Which device didn't work for you? I had several devices yesterday which I tested and everyone worked:
- Windows Server
- Unify X8
What error do you get while using it on the faulty device?
One of my IoT devices kept trying to connect to a Chinese university helpdesk, the manufacturer could not help and did not understand. I have set up the NTP access rules again and this time the FQDN group is working and limiting access to NTP servers only.
So you had traffic on udp/tcp 123 for other reasons than NTP as far as I understood? Good point, didn't think about that to restrict it further.

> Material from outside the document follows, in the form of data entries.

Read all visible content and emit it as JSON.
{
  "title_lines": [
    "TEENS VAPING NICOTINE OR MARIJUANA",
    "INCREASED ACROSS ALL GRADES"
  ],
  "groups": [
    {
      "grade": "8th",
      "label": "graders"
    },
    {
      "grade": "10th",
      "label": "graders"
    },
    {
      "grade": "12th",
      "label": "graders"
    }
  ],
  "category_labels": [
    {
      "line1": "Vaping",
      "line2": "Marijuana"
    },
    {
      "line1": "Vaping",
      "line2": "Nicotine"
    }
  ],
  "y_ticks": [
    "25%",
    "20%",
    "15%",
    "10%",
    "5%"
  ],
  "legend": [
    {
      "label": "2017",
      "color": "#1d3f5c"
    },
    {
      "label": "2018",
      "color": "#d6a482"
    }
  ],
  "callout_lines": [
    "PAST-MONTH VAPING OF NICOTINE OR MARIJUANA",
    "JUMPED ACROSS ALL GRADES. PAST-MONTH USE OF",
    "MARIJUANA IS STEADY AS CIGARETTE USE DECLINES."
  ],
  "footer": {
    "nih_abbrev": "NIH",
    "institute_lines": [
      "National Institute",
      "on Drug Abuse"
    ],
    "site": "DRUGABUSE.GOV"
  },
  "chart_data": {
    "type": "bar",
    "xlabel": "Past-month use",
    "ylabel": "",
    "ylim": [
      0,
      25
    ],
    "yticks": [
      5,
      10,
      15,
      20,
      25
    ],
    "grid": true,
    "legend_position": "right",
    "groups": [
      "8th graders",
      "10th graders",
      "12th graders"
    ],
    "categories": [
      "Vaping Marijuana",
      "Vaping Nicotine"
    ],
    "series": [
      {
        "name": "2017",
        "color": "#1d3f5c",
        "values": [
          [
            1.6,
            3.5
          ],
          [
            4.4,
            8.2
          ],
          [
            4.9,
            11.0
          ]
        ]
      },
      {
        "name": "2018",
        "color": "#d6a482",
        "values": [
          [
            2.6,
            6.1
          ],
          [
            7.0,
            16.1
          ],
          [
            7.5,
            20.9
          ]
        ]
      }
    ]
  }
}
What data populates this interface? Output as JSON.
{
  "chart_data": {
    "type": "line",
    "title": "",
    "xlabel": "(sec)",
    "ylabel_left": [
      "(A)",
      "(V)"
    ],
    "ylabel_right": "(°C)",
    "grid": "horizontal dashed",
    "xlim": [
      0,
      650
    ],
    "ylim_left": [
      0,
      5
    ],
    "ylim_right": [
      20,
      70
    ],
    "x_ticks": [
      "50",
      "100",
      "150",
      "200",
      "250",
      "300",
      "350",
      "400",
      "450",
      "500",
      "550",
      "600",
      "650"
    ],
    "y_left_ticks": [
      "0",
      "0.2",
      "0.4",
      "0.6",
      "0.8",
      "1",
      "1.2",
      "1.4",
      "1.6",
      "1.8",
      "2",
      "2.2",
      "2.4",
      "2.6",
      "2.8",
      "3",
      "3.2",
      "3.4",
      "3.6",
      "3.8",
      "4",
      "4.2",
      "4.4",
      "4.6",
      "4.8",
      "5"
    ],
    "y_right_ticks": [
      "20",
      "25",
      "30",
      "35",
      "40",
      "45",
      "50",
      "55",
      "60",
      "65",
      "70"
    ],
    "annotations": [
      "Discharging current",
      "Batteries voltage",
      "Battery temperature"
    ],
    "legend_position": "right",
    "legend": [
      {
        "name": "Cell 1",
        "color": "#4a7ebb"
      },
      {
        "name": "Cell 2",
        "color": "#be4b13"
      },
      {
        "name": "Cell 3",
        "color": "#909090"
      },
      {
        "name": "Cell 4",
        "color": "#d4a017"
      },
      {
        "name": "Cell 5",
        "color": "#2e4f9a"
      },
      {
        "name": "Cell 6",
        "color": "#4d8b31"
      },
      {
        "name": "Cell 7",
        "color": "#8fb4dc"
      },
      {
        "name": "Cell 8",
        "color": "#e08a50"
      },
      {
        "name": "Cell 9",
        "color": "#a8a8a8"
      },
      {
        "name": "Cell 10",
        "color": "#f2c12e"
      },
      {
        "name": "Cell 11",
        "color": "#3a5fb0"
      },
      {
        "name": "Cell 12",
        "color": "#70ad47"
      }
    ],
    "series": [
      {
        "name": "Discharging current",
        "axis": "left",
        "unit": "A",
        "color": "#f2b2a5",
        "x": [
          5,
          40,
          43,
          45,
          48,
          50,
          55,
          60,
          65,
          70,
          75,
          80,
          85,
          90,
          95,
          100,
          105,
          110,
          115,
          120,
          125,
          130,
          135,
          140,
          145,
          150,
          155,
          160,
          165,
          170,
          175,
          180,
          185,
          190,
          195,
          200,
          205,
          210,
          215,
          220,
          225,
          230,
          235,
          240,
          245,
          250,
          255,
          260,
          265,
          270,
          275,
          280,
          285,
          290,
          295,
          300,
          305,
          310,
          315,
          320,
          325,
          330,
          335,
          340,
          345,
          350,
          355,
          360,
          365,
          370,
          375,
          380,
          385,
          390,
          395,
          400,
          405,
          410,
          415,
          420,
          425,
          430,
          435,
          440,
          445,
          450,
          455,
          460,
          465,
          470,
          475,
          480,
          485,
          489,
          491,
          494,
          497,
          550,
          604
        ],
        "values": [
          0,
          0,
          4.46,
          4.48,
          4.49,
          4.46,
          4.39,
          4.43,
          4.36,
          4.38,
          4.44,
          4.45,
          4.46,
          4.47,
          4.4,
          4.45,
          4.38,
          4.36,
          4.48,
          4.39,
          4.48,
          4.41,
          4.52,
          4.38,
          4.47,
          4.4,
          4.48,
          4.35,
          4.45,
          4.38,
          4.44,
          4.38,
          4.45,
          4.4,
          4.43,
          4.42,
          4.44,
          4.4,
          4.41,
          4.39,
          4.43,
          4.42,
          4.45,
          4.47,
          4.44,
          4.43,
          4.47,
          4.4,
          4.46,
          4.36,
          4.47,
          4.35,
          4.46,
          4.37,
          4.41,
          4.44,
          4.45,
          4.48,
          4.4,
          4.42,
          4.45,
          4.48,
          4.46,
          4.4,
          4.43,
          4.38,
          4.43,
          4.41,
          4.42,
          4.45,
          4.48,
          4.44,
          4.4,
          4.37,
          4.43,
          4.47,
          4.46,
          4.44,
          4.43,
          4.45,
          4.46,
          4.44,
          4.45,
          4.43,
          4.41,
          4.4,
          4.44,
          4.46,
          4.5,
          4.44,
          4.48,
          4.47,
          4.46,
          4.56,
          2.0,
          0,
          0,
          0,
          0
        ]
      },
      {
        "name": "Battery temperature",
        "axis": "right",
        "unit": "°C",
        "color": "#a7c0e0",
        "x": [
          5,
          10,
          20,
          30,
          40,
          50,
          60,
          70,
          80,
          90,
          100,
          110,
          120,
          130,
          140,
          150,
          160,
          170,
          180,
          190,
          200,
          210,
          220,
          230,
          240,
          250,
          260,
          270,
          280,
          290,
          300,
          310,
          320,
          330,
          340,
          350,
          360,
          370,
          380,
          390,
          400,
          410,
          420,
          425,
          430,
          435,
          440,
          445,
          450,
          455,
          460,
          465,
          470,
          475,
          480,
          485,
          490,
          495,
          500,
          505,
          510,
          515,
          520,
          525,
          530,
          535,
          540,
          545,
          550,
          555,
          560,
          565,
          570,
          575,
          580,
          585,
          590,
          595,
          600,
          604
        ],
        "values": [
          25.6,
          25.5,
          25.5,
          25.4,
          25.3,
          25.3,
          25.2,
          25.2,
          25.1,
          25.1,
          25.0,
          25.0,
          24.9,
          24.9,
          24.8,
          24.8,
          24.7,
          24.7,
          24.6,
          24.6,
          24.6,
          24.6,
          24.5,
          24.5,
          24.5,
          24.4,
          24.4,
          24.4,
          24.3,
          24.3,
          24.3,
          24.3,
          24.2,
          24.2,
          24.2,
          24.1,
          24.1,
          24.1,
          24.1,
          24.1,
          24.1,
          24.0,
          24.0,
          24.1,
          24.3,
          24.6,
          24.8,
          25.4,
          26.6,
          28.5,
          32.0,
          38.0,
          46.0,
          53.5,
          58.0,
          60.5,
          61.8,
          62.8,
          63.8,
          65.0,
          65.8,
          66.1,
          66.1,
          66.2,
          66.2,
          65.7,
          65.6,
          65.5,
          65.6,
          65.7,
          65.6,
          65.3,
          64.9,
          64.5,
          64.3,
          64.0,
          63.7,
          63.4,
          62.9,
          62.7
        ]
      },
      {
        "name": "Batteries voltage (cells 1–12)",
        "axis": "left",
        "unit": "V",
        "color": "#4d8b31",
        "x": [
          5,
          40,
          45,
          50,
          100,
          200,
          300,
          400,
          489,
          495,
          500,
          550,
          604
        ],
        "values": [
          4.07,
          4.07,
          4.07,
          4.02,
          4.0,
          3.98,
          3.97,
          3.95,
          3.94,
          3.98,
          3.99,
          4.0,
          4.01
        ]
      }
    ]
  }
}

it is a bug inn the device that the manufacturers say does not exist. When the XG NAT is working the devices connects to the NTP internal server, it only tries to connect other Chinese site when the XG decided to block the NTP traffic. Sine then after much experimentation I have the hairpin firewall rule and NAT working for most connection attempts enough so that the internal devices all talk to the NTP server. There are still issues where the XG decides that it will double NAT some traffic and appears to also corrupt some traffic. v18.0.5 mr-5 has an undocumented partial fix for the hairpin NAT issue.
Before MR-5 the NAT would fail and require a configuration changes to restore the service, after MR-5 the issue is no longer apparent. The issue is reproducible.